Cancer is a frightening and thorny adversary. Therapies to battle human cancer are frequently harsh with debilitating side effects. But often, these initial therapies are successful in destroying the bulk of tumor cells and driving cancer into remission.
However, in many cases, later, sometime years later, cancer can return aggressively. Frequently when it returns, it is resistant to the therapies that originally drove it into remission. Why is this scenario so common?

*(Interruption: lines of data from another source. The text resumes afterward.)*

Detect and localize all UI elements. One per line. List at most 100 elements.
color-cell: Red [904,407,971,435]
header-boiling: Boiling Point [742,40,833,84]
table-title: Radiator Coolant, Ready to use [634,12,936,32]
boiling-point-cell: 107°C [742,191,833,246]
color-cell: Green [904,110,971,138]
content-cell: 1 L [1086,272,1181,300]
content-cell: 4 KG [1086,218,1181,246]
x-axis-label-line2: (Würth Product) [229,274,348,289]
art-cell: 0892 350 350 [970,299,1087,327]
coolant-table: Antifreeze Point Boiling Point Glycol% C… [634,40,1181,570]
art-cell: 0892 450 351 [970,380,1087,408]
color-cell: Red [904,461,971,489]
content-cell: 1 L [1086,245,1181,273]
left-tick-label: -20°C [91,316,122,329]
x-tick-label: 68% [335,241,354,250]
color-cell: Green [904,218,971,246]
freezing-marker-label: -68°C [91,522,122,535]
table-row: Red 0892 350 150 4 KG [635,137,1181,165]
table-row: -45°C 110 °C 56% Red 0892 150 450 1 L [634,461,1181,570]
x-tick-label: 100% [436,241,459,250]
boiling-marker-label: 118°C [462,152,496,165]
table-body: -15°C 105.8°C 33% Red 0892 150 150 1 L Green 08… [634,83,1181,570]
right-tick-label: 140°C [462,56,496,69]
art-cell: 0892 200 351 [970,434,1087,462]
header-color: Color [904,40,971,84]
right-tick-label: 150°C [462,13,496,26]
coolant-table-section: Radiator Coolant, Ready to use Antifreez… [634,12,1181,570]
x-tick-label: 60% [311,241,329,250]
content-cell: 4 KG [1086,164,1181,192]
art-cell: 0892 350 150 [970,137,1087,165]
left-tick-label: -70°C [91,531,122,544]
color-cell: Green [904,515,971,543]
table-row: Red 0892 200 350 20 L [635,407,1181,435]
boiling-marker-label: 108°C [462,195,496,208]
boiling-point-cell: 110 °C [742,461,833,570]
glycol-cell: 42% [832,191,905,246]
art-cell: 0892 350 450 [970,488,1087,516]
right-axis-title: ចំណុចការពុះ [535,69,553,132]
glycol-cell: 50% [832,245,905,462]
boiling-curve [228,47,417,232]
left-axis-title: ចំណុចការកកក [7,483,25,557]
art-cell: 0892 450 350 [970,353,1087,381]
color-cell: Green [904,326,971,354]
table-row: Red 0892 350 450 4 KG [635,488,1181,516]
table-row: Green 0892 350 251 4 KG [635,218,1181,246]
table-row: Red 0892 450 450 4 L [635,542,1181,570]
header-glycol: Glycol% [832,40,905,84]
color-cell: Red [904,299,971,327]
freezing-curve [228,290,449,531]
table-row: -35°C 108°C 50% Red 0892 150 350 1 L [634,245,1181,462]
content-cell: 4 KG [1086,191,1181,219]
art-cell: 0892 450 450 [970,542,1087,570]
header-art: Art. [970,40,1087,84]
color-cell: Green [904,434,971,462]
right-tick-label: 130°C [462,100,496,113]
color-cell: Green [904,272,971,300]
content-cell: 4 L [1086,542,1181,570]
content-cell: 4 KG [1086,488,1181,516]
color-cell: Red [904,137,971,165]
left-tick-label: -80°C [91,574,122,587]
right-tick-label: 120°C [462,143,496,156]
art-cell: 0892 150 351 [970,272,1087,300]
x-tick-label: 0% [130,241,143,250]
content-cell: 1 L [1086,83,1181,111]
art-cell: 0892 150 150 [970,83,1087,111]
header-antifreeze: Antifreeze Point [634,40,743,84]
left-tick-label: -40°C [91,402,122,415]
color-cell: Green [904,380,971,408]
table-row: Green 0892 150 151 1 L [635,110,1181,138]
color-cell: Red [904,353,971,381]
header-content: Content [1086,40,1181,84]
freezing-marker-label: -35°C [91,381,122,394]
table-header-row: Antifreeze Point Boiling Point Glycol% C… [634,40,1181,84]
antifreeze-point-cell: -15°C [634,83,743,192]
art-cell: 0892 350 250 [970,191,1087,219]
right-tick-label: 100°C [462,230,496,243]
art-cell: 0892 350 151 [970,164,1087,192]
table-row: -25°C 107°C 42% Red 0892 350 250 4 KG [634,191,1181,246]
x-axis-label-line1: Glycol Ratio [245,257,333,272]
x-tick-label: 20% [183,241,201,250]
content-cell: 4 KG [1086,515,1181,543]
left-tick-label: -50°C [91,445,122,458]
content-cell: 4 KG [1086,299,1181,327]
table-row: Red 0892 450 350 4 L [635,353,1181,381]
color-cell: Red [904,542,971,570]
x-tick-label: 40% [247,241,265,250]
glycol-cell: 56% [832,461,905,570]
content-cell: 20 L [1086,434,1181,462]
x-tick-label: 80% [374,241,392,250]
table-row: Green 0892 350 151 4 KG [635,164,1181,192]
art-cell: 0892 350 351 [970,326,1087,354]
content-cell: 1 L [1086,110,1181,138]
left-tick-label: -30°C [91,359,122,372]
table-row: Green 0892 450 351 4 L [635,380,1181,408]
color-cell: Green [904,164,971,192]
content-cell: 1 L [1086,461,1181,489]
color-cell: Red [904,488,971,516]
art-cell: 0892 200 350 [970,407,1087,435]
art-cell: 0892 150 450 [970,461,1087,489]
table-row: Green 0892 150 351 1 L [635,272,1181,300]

One idea is the cancer stem cell theory. Although there are many complexities to cancer stem cell biology, the basic model suggests that many cancers are composed of different types of cells arranged in a hierarchy, much like a normal tissue. At the top of the hierarchy are the cancer stem cells. These are a minority population with an unlimited capacity to divide though they may divide infrequently. The bulk of the tumor is thought to be composed of partially differentiated descendants of the cancer stem cells that divide rapidly but for a limited time before they cease to be proliferative.
Many therapies target and destroy this rapidly dividing population, but the cancer stem cells persist and give rise to new rapidly dividing descendants that may harbor resistance to therapy. One solution to this challenge is to target cancer stem cells, and preclinical and clinical trials attempting to do so are underway. Unfortunately, there are obstacles. As mentioned, cancer stem cells may grow slowly and make up a minority population in tumors, making measurement of a therapy’s effectiveness difficult.
To identify new potential targets for cancer stem cells, a group of cell biologists collaborated with bioinformaticists at the Oklahoma Medical Research Foundation. The bioinformaticists used a computer program one of them had developed called GAMMA (Global Microarray Meta-Analysis). Simply put, GAMMA scans a large portion of the thousands of published experimental gene expression studies, not just those in the cancer field. GAMMA then applies a “Guilt by Association” algorithm to rank proteins’ likelihood of participation in many biological processes.
The cell biologists took these predictions and tested 50 genes anticipated to be involved in cancer stem cell division. They used a cell culture model of breast cancer stem cells developed in Robert Weinberg’s laboratory at MIT. Three related breast cell lines, which lack cancer stem cell characteristics, served for comparison. The researchers used RNA interference to deplete cells of each of the proteins coded by the 50 selected genes.
They found that 21 of the target genes showed preferential growth inhibition of the breast cancer stem cells versus the other three breast cell lines. These 21 genes participate in a variety of biological pathways, and some have been little studied. The researchers examined 6 of the genes in more detail finding that 4 were implicated in the process of chromosome segregation during cell division. Determining the exact biochemical pathways in which the 21 genes function and testing whether these pathways can be targeted for therapeutic inhibition of cancer stem cells will require further study.
These studies are described in the article entitled Predictive bioinformatics identifies novel regulators of proliferation in cancer stem cell model, recently published in the journal Stem Cell Research. The studies were collaboration between Constantin Georgescu and Jonathan D. Wren from the Arthritis and Clinical Immunology Research Program and Evan Fields, John R. Daum and Gary J. Gorbsky in the Cell Cycle and Cancer Biology Research Program at the Oklahoma Medical Research Foundation in Oklahoma City.